Alpha-blockers with or without phosphodiesterase type 5 inhibitor for treatment of lower urinary tract symptoms secondary to benign prostatic hyperplasia: a systematic review and meta-analysis

Recently, several randomized controlled trials (RCTs) explored the effects of α-blockers with or without phosphodiesterase type 5 inhibitors (PDE5-Is) for lower urinary tract symptoms secondary to benign prostatic hyperplasia (LUTS/BPH). However, the results were inconsistent. We performed this meta-analysis to evaluate the role of combination therapy (α-blockers and PDE5-Is) in patients with LUTS/BPH. Databases including PubMed, Cochrane library, Web of Science, and Embase were searched for qualified RCTs.
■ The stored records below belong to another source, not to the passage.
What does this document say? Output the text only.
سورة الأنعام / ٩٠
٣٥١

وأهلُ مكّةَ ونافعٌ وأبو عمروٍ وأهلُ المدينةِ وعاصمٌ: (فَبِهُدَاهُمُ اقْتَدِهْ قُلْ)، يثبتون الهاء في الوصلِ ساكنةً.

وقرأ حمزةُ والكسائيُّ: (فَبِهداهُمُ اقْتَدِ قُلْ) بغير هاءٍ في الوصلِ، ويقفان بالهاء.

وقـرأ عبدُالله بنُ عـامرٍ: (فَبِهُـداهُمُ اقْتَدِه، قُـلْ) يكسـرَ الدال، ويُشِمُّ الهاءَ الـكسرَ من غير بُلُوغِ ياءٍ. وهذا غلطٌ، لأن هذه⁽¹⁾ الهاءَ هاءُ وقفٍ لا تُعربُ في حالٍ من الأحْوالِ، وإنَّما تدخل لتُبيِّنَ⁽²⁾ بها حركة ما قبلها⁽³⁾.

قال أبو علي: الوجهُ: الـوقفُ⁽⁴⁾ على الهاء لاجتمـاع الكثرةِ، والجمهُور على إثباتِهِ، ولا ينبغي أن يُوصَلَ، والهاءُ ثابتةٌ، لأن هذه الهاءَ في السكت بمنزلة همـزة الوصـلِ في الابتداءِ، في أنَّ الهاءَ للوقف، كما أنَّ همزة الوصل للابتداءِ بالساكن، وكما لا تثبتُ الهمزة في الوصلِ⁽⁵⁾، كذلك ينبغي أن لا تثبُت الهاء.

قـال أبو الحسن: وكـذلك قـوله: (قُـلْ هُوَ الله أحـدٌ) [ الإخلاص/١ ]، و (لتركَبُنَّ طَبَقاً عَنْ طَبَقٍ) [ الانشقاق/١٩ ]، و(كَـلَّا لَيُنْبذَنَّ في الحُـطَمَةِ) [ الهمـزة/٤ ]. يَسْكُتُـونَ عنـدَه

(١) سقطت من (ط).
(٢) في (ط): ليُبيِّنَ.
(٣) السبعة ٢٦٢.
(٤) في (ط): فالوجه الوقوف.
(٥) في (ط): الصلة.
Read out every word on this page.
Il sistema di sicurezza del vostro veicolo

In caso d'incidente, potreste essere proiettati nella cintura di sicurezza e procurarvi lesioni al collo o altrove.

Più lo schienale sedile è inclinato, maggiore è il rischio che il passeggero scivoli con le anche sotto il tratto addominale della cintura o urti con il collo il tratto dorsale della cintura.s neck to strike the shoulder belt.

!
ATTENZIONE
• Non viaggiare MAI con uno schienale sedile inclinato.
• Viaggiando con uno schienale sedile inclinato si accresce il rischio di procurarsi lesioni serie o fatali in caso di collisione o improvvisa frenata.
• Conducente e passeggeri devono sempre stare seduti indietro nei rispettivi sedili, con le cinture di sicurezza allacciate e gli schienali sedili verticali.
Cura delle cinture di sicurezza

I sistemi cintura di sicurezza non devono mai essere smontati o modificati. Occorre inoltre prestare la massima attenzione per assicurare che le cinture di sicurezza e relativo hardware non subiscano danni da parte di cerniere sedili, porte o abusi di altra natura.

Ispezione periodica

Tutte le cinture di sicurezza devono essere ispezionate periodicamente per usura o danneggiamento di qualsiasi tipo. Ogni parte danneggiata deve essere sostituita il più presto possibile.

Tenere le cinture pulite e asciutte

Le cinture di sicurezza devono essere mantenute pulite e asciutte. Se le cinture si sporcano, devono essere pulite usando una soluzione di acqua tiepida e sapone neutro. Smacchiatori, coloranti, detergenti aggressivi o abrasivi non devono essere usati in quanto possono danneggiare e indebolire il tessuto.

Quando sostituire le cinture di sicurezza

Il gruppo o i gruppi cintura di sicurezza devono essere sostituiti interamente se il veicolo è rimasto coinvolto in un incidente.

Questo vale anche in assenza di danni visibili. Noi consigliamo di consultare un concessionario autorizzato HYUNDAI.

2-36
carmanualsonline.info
Pooled mean differences (MDs) and odds ratios (ORs) were calculated to measure the effects and adverse events in combination therapy. Moreover, subgroup analyses of ethnicity, dosage of PDE5-Is, treatment duration, and severity of LUTS/BPH were performed. In addition, trial sequential analyses (TSAs) were used to assess whether the evidence for the results was sufficient. Overall, this study identified 11 eligible RCTs, including 855 LUTS/BPH patients. Patients receiving combination therapy had better improvement in international prostate symptom score (IPSS: MD: 1.66, 95% CI − 3.03 to − 0.29), maximum urinary flow rate (Qmax: MD: 0.94, 95% CI 0.24–1.64), and international index of erectile function (IIEF: MD: 4.73, 95% CI 2.95–6.51), comparing those without PDE5-Is. Besides, subgroup analyses indicated that the effects of combination treatment were associated with ethnicity, treatment duration, and severity of LUTS/BPH. By TSA, the findings in the current study were based on sufficient evidence. Our results indicated that combination therapy can significantly improve IPSS, Qmax, and IIEF in patients with LUTS/BPH. Combination therapy might be more suitable for these patients.